2002

Adios Roy - Keane’s Saipan departure grips the nation




The year in review


On occasion, a sports story transfixes the public attention, almost to the exclusion of everything else that’s happening in the country at the time, as when Roy Keane departed Saipan in May, 2002.

His side of it was that training facilities in Saipan were way below par. Accusations and recriminations abounded as old hurts and slights were dredged up between Mick McCarthy, Keane and his (former) teammates. The country debated who was the bigger man in the row, and whether we needed Roy Keane at all.

The bitter row left a sting still felt nearly 10 years later, when Keane commented after the ‘Hand of Henri’ handball incident (covered again in our review of 2010): “What goes around, comes around”, after referring earlier to “what went on” in Saipan.

2002 also saw the introduction of the Euro on January 1, the re-election of the Fianna Fáil-PD coalition and an apology from the IRA for the deaths of 650 civilians during its 30-year campaign.

In the UK, the bodies of schoolgirls Holly Wells and Jessica Chapman were found two weeks after they disappeared. School caretaker Ian Huntley was later convicted of their murders.

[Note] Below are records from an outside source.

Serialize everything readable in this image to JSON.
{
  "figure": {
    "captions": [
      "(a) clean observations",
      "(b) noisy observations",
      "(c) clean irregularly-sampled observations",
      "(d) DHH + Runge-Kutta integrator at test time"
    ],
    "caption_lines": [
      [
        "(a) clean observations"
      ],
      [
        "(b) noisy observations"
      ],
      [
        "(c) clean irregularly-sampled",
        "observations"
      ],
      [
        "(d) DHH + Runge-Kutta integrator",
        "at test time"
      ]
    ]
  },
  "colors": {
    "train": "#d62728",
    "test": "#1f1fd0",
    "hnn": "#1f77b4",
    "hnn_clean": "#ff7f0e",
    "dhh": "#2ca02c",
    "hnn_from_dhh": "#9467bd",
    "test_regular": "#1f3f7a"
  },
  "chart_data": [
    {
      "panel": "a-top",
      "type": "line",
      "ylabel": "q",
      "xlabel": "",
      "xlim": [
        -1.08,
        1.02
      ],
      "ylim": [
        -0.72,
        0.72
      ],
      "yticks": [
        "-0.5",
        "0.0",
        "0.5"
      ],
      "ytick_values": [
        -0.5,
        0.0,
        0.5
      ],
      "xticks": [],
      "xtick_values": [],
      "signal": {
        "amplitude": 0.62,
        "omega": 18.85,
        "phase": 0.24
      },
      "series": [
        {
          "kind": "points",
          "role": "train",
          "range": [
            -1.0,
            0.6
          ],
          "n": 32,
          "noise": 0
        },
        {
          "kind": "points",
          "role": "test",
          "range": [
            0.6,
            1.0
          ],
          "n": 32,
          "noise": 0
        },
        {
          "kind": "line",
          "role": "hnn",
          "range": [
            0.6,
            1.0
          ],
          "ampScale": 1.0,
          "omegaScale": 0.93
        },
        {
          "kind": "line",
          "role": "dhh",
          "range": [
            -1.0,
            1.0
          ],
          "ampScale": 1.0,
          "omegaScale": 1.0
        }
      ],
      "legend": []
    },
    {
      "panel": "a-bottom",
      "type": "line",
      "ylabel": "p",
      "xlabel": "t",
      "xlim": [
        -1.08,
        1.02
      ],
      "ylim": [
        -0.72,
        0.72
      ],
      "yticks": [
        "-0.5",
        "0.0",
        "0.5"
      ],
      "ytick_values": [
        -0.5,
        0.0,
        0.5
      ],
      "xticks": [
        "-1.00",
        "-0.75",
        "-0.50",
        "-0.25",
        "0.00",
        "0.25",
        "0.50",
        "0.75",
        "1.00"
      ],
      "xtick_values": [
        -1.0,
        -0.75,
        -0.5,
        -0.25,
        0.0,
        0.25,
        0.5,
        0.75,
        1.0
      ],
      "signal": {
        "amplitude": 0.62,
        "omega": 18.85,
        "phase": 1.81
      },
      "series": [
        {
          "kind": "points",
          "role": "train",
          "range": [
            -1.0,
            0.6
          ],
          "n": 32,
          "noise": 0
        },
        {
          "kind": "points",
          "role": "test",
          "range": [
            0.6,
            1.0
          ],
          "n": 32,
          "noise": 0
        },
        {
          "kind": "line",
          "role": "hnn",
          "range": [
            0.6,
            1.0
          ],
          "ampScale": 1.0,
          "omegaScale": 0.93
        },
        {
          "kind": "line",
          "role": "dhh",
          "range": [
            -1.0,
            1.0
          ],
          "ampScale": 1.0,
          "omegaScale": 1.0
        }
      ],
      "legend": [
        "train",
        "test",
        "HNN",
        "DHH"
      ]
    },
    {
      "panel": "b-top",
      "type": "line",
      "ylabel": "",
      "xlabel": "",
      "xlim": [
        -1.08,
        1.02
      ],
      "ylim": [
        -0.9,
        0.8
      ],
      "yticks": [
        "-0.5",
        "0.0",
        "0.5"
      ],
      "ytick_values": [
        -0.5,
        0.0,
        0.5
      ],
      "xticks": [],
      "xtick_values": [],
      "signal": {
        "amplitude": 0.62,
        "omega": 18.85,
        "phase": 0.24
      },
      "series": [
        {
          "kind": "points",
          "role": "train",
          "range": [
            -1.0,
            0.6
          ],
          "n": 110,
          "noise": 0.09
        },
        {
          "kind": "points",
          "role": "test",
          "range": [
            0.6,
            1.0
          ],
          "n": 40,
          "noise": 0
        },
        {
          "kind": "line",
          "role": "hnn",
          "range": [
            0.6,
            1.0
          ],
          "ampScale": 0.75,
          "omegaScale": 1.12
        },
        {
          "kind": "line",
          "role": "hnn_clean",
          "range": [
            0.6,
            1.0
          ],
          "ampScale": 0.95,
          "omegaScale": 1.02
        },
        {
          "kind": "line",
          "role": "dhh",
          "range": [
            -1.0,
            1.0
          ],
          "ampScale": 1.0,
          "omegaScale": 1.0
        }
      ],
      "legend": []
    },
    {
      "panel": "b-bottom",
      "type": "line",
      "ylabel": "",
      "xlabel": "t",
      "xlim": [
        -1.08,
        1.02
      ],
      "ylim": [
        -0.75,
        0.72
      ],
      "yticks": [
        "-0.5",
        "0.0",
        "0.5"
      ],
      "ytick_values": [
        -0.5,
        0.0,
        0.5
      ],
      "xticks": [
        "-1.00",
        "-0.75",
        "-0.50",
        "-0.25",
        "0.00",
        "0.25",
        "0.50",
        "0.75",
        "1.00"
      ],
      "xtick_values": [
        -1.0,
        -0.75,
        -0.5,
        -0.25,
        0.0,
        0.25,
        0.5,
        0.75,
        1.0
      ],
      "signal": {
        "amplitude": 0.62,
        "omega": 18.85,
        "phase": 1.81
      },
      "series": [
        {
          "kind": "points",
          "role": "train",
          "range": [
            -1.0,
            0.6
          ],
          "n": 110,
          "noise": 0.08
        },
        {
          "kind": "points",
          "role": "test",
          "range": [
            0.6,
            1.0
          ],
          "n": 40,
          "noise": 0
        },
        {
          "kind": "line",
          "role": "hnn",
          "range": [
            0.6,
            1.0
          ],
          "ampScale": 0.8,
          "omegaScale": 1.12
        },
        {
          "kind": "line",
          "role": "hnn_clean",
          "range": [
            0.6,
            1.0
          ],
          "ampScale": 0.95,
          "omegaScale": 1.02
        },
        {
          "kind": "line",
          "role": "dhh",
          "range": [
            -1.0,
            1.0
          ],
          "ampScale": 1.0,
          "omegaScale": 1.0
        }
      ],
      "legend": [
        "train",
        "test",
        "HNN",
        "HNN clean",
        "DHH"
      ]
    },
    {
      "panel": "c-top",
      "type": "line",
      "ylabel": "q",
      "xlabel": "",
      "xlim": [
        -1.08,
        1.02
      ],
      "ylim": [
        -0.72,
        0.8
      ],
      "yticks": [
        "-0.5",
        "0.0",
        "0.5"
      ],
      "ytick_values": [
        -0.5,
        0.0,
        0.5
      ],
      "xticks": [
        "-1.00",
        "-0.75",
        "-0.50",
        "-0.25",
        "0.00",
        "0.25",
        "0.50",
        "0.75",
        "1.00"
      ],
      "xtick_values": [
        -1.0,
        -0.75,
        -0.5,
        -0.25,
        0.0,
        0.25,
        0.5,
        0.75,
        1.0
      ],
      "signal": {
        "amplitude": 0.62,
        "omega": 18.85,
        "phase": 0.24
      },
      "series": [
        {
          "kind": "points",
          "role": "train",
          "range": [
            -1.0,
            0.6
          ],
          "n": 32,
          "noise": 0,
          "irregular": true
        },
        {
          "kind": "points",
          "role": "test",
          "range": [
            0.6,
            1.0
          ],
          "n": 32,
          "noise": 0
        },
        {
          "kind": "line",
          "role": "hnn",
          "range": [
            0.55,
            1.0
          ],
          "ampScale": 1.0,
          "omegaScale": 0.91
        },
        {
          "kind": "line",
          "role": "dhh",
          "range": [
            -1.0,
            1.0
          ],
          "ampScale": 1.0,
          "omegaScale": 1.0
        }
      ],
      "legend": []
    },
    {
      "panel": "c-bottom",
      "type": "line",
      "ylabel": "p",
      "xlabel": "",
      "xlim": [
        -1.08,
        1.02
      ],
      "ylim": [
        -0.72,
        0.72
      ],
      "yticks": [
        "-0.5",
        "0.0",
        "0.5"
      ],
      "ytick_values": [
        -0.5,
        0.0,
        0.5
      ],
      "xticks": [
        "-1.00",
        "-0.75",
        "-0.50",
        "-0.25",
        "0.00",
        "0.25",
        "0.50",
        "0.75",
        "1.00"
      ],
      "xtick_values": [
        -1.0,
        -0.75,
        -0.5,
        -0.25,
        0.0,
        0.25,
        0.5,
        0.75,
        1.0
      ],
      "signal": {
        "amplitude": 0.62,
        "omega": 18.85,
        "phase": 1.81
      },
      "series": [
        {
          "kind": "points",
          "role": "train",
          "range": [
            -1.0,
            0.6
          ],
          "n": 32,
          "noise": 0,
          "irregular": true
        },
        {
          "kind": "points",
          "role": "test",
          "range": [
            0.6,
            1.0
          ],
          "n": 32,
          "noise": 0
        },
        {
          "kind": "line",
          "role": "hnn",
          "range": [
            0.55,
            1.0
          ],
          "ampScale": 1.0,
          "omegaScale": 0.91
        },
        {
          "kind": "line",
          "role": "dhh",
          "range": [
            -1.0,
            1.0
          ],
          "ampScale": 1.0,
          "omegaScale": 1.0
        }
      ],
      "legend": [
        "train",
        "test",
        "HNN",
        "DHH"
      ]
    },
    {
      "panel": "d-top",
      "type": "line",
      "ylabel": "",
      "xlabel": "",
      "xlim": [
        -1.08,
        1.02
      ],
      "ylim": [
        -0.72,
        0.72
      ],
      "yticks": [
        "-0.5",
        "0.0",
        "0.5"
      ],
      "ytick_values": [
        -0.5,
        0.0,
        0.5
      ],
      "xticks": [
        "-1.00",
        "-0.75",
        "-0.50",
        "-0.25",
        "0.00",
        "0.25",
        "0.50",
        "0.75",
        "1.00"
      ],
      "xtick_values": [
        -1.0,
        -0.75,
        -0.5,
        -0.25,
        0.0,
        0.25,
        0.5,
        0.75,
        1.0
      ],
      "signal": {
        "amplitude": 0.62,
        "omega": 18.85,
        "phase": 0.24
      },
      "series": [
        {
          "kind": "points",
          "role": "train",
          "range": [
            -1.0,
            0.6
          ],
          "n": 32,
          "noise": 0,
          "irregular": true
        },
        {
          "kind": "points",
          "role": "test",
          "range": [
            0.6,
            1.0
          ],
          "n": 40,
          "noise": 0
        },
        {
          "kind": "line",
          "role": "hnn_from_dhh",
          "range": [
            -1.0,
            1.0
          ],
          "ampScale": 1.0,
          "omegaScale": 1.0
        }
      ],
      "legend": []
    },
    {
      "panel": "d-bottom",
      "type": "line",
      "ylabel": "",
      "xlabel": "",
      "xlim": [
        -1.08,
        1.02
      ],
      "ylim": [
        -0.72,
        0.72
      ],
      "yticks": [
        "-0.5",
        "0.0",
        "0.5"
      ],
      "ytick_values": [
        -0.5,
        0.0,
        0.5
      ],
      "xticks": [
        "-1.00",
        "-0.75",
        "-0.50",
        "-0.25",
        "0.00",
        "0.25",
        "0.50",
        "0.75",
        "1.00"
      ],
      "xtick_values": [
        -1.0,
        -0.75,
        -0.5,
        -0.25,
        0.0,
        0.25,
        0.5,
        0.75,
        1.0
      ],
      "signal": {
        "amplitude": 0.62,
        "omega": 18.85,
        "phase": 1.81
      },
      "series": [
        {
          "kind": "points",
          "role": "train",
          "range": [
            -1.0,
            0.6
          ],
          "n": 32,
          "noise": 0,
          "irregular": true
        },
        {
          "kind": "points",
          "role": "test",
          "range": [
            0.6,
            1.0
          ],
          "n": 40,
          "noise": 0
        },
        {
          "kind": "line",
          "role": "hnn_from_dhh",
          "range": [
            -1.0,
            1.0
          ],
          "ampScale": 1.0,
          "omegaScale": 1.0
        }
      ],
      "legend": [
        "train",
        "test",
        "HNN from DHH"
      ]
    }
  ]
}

In October, the Bali bombing is described as “as the worst act of terror in Indonesia’s history”. Two hundred and two people die in the nightclub blast. Just two weeks later, 129 hostages are killed in a Moscow theatre when Russian forces storm the building

Late in the year, Michael Jackson shocked his fans when he held his baby son, Prince Michael II, over a fourth-floor balcony in Berlin. Jacko later apologised, saying he had made “a terrible mistake”.